Olhando para a história do feminismo, podemos dizer sem exagero que ele é a prova mais forte da intenção de democracia de uma país. Lembremos o caso da França, do Uruguai, de Portugal, do Canadá, para citar exemplos de países em que o feminismo conquistou direitos concretos para as mulheres, tais como o direito ao aborto. (Sobre o aborto legal no mundo: http://planetasustentavel.abril.com.br/noticia/desenvolvimento/conteudo_283054.shtml?func=2 e também o mapa: http://www.aborto.com.br/mapa/)

O feminismo é uma política, mas é, sobretudo, uma ética que defende a singularidade das pessoas. O feminismo é a própria democracia, mas uma democracia profunda que começa se colocando a questão dos direitos das mulheres e avança pondo em questão os direitos de todos os que sofrem sob jugos diversos em cenários em que o poder não passa de violência.

O nome feminismo

O nome “feminismo” ainda assusta muita gente.

O termo feminismo é um desses nomes que sofreram com a construção de discursos desabonatórios, discursos que servem ao poder e que, para sustentá-lo criam monstros a cada momento.

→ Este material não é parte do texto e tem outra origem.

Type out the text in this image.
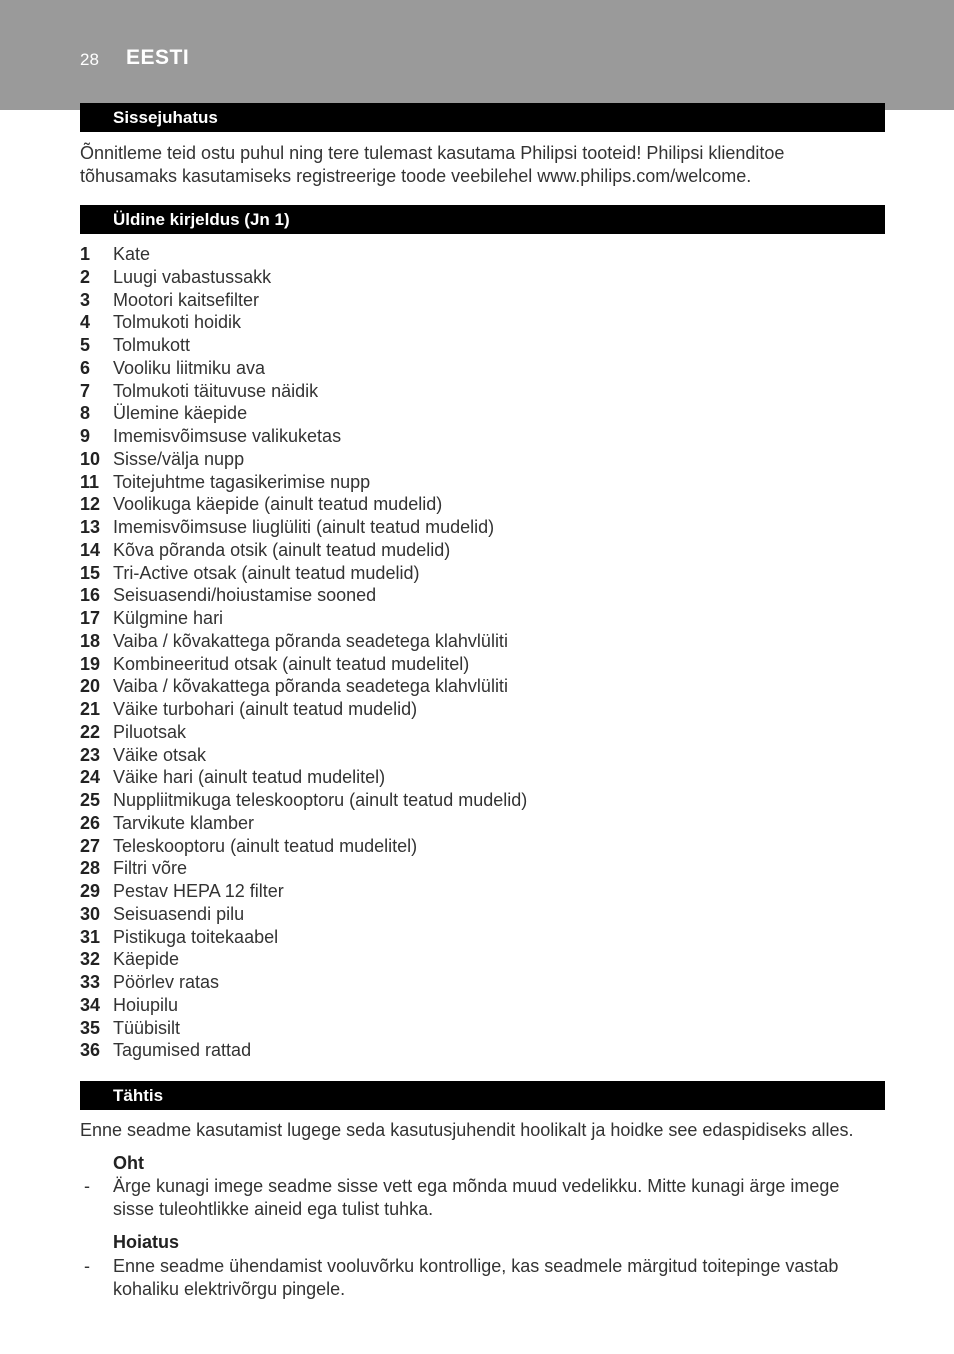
28 EESTI
Sissejuhatus

Õnnitleme teid ostu puhul ning tere tulemast kasutama Philipsi tooteid! Philipsi klienditoe tõhusamaks kasutamiseks registreerige toode veebilehel www.philips.com/welcome.

Üldine kirjeldus (Jn 1)
1 Kate
2 Luugi vabastussakk
3 Mootori kaitsefilter
4 Tolmukoti hoidik
5 Tolmukott
6 Vooliku liitmiku ava
7 Tolmukoti täituvuse näidik
8 Ülemine käepide
9 Imemisvõimsuse valikuketas
10 Sisse/välja nupp
11 Toitejuhtme tagasikerimise nupp
12 Voolikuga käepide (ainult teatud mudelid)
13 Imemisvõimsuse liuglüliti (ainult teatud mudelid)
14 Kõva põranda otsik (ainult teatud mudelid)
15 Tri-Active otsak (ainult teatud mudelid)
16 Seisuasendi/hoiustamise sooned
17 Külgmine hari
18 Vaiba / kõvakattega põranda seadetega klahvlüliti
19 Kombineeritud otsak (ainult teatud mudelitel)
20 Vaiba / kõvakattega põranda seadetega klahvlüliti
21 Väike turbohari (ainult teatud mudelid)
22 Piluotsak
23 Väike otsak
24 Väike hari (ainult teatud mudelitel)
25 Nuppliitmikuga teleskooptoru (ainult teatud mudelid)
26 Tarvikute klamber
27 Teleskooptoru (ainult teatud mudelitel)
28 Filtri võre
29 Pestav HEPA 12 filter
30 Seisuasendi pilu
31 Pistikuga toitekaabel
32 Käepide
33 Pöörlev ratas
34 Hoiupilu
35 Tüübisilt
36 Tagumised rattad
Tähtis

Enne seadme kasutamist lugege seda kasutusjuhendit hoolikalt ja hoidke see edaspidiseks alles.

Oht
- Ärge kunagi imege seadme sisse vett ega mõnda muud vedelikku. Mitte kunagi ärge imege sisse tuleohtlikke aineid ega tulist tuhka.
Hoiatus
- Enne seadme ühendamist vooluvõrku kontrollige, kas seadmele märgitud toitepinge vastab kohaliku elektrivõrgu pingele.
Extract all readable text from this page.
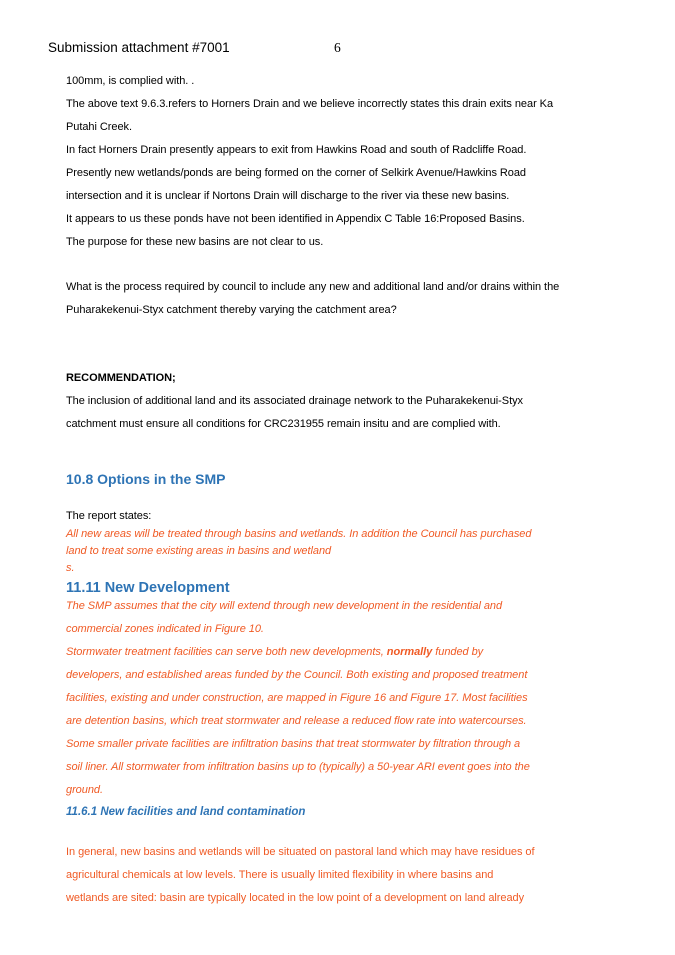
Submission attachment #7001	6
100mm, is complied with. .
The above text 9.6.3.refers to Horners Drain and we believe incorrectly states this drain exits near Ka
Putahi Creek.
In fact Horners Drain presently appears to exit from Hawkins Road and south of Radcliffe Road.
Presently new wetlands/ponds are being formed on the corner of Selkirk Avenue/Hawkins Road
intersection and it is unclear if Nortons Drain will discharge to the river via these new basins.
It appears to us these ponds have not been identified in Appendix C Table 16:Proposed Basins.
The purpose for these new basins are not clear to us.
What is the process required by council to include any new and additional land and/or drains within the
Puharakekenui-Styx catchment thereby varying the catchment area?
RECOMMENDATION;
The inclusion of additional land and its associated drainage network to the Puharakekenui-Styx
catchment must ensure all conditions for CRC231955 remain insitu and are complied with.
10.8 Options in the SMP
The report states:
All new areas will be treated through basins and wetlands. In addition the Council has purchased
land to treat some existing areas in basins and wetland
s.
11.11 New Development
The SMP assumes that the city will extend through new development in the residential and
commercial zones indicated in Figure 10.
Stormwater treatment facilities can serve both new developments, normally funded by
developers, and established areas funded by the Council. Both existing and proposed treatment
facilities, existing and under construction, are mapped in Figure 16 and Figure 17. Most facilities
are detention basins, which treat stormwater and release a reduced flow rate into watercourses.
Some smaller private facilities are infiltration basins that treat stormwater by filtration through a
soil liner. All stormwater from infiltration basins up to (typically) a 50-year ARI event goes into the
ground.
11.6.1 New facilities and land contamination
In general, new basins and wetlands will be situated on pastoral land which may have residues of
agricultural chemicals at low levels. There is usually limited flexibility in where basins and
wetlands are sited: basin are typically located in the low point of a development on land already
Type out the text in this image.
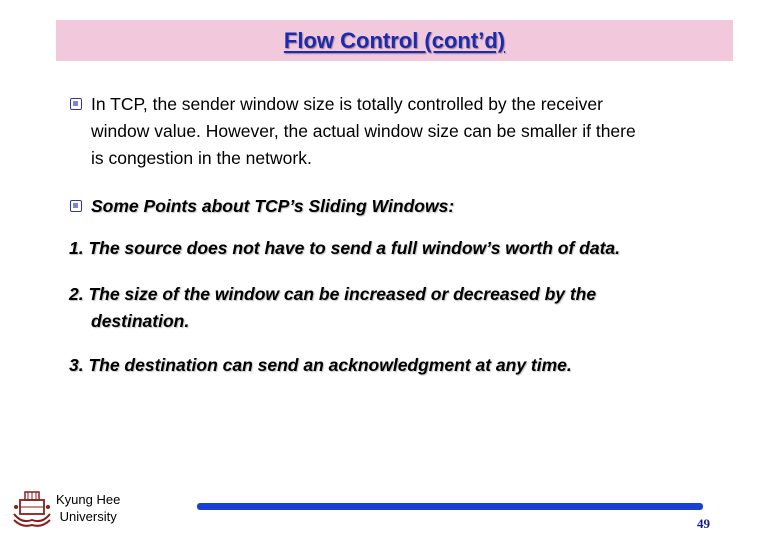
Flow Control (cont’d)
In TCP, the sender window size is totally controlled by the receiver
window value. However, the actual window size can be smaller if there
is congestion in the network.
Some Points about TCP’s Sliding Windows:
1. The source does not have to send a full window’s worth of data.
2. The size of the window can be increased or decreased by the
destination.
3. The destination can send an acknowledgment at any time.
Kyung Hee
University	49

É a velha misoginia, o ódio às mulheres, que sempre precisou fazer do feminismo uma espécie de erro, de monstruosidade. Quem estudar a história da misoginia vai descobrir uma das mais interessantes e perigosas estratégias do poder: criar a figura do mal pelo discurso. Refiro-me ao ato de falar mal mesmo, de discursar contra um outro qualquer que se quer destruir, de fazer fofoca, de criar a maledicência e com ela a figura do “mal”. A história das mulheres escrita pelos homens, da mitologia antiga à moderna, é a história da maledicência contra as mulheres. Lembremos das histórias de Pandora, de Lilith, de Eva…

O feminismo nasce nesse cenário como contra-discurso. Mas continua sendo, para os que estudaram pouco e se mantém na arrogância própria do ignorante, uma dessas figuras do mal justamente porque combate a construção do discurso do “mal”.

Para entender o que se passa ao nível dos discursos, antes de mais nada, é preciso aprender a desconfiar do que é dito nos meios de comunicação de massa. A boca do povo sempre foi muito controlada pelo Estado e pela Igreja e continua sendo pelos meios de comunicação. É bom lembrar que as vozes nunca são neutras. Ou defendem a liberdade ou defendem interesses. O feminismo é a defesa da liberdade das mulheres. Por que os direitos das mulheres estão intimamente ligados à ideia de liberdade em geral. Não são redutíveis a interesses de um grupo. São mais complexos e urgentes do que interesses porque implicam a realização da democracia.

Patty Smith

Para muitas pessoas, o termo feminismo é em si mesmo um erro. É como se, ao afirmar-se feminista, uma mulher, ou uma pessoa em geral, estivesse indo contra um estado natural das coisas que é tratado pelo discurso como sendo “a verdade”. Portanto, as mulheres feministas estariam indo contra uma verdade que não pode ser negada sob pena de morte, no caso, a verdade do poder patriarcal que ainda está em vigência entre nós. Essa verdade patriarcal é poder de morte, violência simbólica e física, contra as mulheres. O feminismo é a luta contra esse poder.

Contra isso podemos dizer que o poder que historicamente esteve na mão dos homens foi transformado em violência. Trata-se de um problema histórico a ser corrigido no presente. O feminismo é essa correção. Por isso, é importante dizer que somos feministas.

O mundo precisa de mais feminismo.

O feminismo é a prática aberta a quem quiser ser feminista. São bem vindas todas as que quiserem se manifestar em seu nome na luta por democracia, em solidariedade àquelas que, no passado, lutaram e morreram para que tenhamos liberdade hoje, em solidariedade às que ainda não tem liberdade e sofrem sob o terror da dominação masculina e da opressão de gênero, raça, classe social e sexualidade.